StreetAdvisor.com is asking homeowners and renters, "Does your street pass or fail?" People want to know what the best streets to live on are and also what streets they should avoid. Now they have a resource.

What TripAdvisor.com is to travel, epinions.com is to products, and Yelp.com is to restaurant reviews, StreetAdvisor is to streets. It's a free, entirely new kind of online real estate community where people provide a real-life "insider" view, making StreetAdvisor the essential residential guidebook through user-generated summaries, stories, pictures, videos, and invaluable insight.

StreetAdvisor is an online community where homeowners, renters, and home buyers can share and learn about quality of life on specific streets, along with the neighborhood, local services and related details known only by those who have lived there.

Each person can rank the streets where they live, lived or visited, contributing to the overall StreetScore ranking displayed for each street.
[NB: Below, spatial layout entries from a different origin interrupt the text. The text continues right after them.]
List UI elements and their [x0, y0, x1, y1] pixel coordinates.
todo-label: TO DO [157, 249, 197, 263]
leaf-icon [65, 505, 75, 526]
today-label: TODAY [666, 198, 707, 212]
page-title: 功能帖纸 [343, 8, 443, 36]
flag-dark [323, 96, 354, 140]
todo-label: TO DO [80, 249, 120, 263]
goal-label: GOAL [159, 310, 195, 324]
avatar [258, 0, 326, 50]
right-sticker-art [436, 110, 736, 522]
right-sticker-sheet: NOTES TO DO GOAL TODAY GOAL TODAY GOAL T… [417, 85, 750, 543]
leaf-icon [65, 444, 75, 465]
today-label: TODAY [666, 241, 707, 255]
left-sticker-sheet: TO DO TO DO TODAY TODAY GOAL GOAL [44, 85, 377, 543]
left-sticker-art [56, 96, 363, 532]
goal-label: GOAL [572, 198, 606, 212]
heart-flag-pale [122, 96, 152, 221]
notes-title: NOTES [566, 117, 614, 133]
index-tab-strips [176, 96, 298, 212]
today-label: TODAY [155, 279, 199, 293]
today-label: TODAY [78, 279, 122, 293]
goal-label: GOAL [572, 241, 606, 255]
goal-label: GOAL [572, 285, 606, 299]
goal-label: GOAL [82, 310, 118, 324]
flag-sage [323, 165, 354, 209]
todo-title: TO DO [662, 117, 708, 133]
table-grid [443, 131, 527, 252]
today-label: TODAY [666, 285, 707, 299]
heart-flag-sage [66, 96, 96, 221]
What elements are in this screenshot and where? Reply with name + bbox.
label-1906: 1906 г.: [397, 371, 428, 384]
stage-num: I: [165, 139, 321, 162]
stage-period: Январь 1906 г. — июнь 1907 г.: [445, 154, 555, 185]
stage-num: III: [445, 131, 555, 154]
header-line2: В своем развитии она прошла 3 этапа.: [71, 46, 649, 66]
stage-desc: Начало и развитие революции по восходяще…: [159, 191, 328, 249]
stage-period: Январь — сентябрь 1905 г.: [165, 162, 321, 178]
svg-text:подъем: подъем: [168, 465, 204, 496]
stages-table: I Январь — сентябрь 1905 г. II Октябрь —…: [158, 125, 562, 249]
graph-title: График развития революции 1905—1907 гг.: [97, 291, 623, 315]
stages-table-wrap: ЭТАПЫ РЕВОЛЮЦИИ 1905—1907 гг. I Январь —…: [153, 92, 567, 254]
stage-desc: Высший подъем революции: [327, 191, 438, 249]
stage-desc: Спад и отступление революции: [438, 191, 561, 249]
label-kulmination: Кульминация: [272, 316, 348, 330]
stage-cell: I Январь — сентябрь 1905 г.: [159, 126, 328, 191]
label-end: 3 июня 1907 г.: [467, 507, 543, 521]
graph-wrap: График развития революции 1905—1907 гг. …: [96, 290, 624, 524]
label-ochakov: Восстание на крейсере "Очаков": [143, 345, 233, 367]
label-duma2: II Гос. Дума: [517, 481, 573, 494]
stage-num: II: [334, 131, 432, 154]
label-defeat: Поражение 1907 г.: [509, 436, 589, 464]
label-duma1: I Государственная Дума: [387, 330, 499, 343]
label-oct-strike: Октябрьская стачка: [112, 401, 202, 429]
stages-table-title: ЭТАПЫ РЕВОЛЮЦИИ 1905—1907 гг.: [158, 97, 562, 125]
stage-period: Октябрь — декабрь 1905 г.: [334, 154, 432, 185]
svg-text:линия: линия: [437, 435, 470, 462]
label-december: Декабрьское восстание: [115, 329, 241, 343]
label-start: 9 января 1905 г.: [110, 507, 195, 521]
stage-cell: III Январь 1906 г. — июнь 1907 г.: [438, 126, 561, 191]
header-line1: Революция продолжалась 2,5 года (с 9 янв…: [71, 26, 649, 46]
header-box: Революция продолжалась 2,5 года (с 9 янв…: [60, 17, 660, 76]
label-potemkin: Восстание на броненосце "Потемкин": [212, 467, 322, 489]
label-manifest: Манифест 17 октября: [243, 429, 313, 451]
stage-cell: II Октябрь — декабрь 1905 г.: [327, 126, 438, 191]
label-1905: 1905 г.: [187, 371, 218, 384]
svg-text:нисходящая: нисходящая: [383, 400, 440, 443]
If a review doesn't yet exist for their street, they can be the first to add it in less than 30 seconds.

Consumers can share and discover vital details including noise levels, traffic, neighbors, entertainment, and public services, etc. in a way that wasn't previously available on the Web. It also allows for firsthand recommendations and negative experiences about local businesses, entertainment, services, lifestyle, and back road gems unbeknownst to outsiders.

In addition to street reviews, people can contribute and read content for cities, states, and countries. This extends the community for people to communicate with each other and encourages conversations specific at every level.

The community provides information for residents of the United States, United Kingdom, Canada, and Australia. Just within the first day of the site being public, StreetAdvisor.com received over 60,000 streets visited. As the word spreads, the site continues to grow.